Тут голос у пана Михала вдруг дрогнул, но он не дал волю чувствам и, пошевелив усами, продолжил:
   — Но слезами горю не поможешь! То, что Кетлинг тебя полюбил, не диво! Да и как тебя не любить?! И что ты его полюбила, тоже неудивительно, куда мне до Кетлинга! На поле брани я ему не уступлю, он сам это подтвердить может, а тут нас равнять нечего. Господь бог одного всем наградил в избытке, а у другого отнял немало, но все же разум ему оставил. Вот и я, как только меня ветром в поле обдуло, поостыв малость, внял голосу совести и подумал: за что же ты их покарать собрался? Зачем кровь друга пролить хочешь? Полюбили — значит, на то воля божья. Старые люди говорят — против любви и гетманское слово не указ. Ежели бы Кетлинг знал, что ты мне слово дала, может, я бы и крикнул ему: «Защищайся!», но он ни о чем не ведал. Нет за ним вины. И за тобой нет. Он порешил уехать, ты от мирской суеты удалиться. Видно, уж такова судьба. Но ничего, перетерплю. Божий перст указует, что мне суждено быть сиротою.
   Пан Михал внезапно умолк, с трудом переводя дух, как пловец, едва вынырнувший из глубины вод, и снова взял Кшисю за руку.
   — Любить, всего для себя желая, — не искусство. У троих сердца кровью исходят, — думал я, — пусть одно перестрадает, двоим радость уделом оставив. Дай тебе боже счастья с Кетлингом… Аминь! Дай тебе боже счастья с Кетлингом!… Ноет у меня душа, но поболит и пройдет. Дай тебе бог, а это пройдет!… Ничего, перетерплю! — И хоть держался он храбро, но при этих словах стиснул зубы и застонал от боли, а в другом конце гостиной послышался жалобный плач Баси.
   — Ну, Кетлинг, будь счастлив, друже! — крикнул Володыёвский.
   Кетлинг подошел ближе, пал ниц перед Кшисей и молча с величайшей почтительностью и нежностью обнял ее колени.
   А Володыёвский заговорил прерывисто:
   — Обними его и ты! Натерпелся бедняга… Благослови вас бог! Не пойдешь ты в монастырь… А я тем утешусь, что не проклянете вы меня, а добром помянете… Бог сейчас со мною, я знаю, хоть и тяжело мне…
   Бася, не в силах вынести его слов, выбежала из гостиной.

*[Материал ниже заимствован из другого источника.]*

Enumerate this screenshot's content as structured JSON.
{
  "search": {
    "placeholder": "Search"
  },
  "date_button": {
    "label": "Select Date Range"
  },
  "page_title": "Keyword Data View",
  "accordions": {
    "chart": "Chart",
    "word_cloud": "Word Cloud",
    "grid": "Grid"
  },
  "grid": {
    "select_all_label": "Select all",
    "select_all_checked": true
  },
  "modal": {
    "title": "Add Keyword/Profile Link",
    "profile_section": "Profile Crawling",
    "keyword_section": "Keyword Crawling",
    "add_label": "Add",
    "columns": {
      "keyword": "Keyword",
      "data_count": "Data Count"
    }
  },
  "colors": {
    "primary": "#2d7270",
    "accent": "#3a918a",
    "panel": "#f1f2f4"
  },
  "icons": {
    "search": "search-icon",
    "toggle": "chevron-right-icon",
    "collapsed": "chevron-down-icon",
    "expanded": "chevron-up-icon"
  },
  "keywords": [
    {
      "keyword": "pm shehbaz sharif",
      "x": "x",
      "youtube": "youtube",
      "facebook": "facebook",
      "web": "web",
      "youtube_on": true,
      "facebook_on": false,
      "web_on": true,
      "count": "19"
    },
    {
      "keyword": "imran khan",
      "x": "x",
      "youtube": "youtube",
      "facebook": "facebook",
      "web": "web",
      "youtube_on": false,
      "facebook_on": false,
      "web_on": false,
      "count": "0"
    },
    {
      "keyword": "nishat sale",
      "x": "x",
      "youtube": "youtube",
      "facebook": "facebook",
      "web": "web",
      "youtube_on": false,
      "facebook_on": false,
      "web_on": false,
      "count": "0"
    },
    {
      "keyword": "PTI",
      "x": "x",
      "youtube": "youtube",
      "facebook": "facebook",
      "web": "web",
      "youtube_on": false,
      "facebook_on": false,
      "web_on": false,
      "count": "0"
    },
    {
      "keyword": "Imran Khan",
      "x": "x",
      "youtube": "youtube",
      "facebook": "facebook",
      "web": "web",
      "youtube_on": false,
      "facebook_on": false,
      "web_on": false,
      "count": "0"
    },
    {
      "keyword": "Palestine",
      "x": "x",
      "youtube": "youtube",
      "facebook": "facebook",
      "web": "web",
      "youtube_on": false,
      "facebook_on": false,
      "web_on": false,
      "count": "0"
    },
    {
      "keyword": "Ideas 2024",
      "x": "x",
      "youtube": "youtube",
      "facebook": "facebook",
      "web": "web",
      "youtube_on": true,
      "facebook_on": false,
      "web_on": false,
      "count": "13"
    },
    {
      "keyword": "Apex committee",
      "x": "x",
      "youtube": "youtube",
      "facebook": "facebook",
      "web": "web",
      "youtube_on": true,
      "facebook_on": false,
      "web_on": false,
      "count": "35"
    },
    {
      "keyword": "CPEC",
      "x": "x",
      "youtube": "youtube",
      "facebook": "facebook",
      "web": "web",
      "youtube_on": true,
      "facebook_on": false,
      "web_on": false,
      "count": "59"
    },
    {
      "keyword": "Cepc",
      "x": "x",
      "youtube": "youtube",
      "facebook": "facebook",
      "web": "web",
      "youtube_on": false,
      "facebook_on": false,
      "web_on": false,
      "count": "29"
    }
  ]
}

Заметив это, пан Володыёвский сказал стольнику и сестре:
   — Ступайте и вы, а их одних оставьте… Я тоже пойду, хочу наедине со спасителем нашим побеседовать.
   И вышел.
   В прихожей ему на глаза попалась Бася, она стояла у лестницы, в том же месте, что в прошлый раз, когда в сердцах выдала тайну влюбленных. Только теперь она стояла, отвернувшись лицом к стене, и плечи ее вздрагивали от рыданий.
   Увидев это, пан Михал еще больше закручинился над своей судьбой: до сей поры он сдерживался, но тут словно рухнули преграды и из глаз его полились слезы.
   — О чем плачешь, голубушка? — спросил он жалобно.
   Бася подняла головку и, поднося к глазам то один, то другой кулачок, сотрясаясь от рыданий и глотая открытым ртом воздух, заплакала в голос:
   — Боже, как мне жаль!… Боже, так жаль!… Пан Михал такой добрый, такой честный!… Боже мой, боже!
   А он тем временем взял ее ручки в свои и стал целовать их с большой пылкостью и воодушевлением.
   — Бог тебя вознаградит! Бог тебя вознаградит за твою доброту! — сказал он. — Тихо, не плачь!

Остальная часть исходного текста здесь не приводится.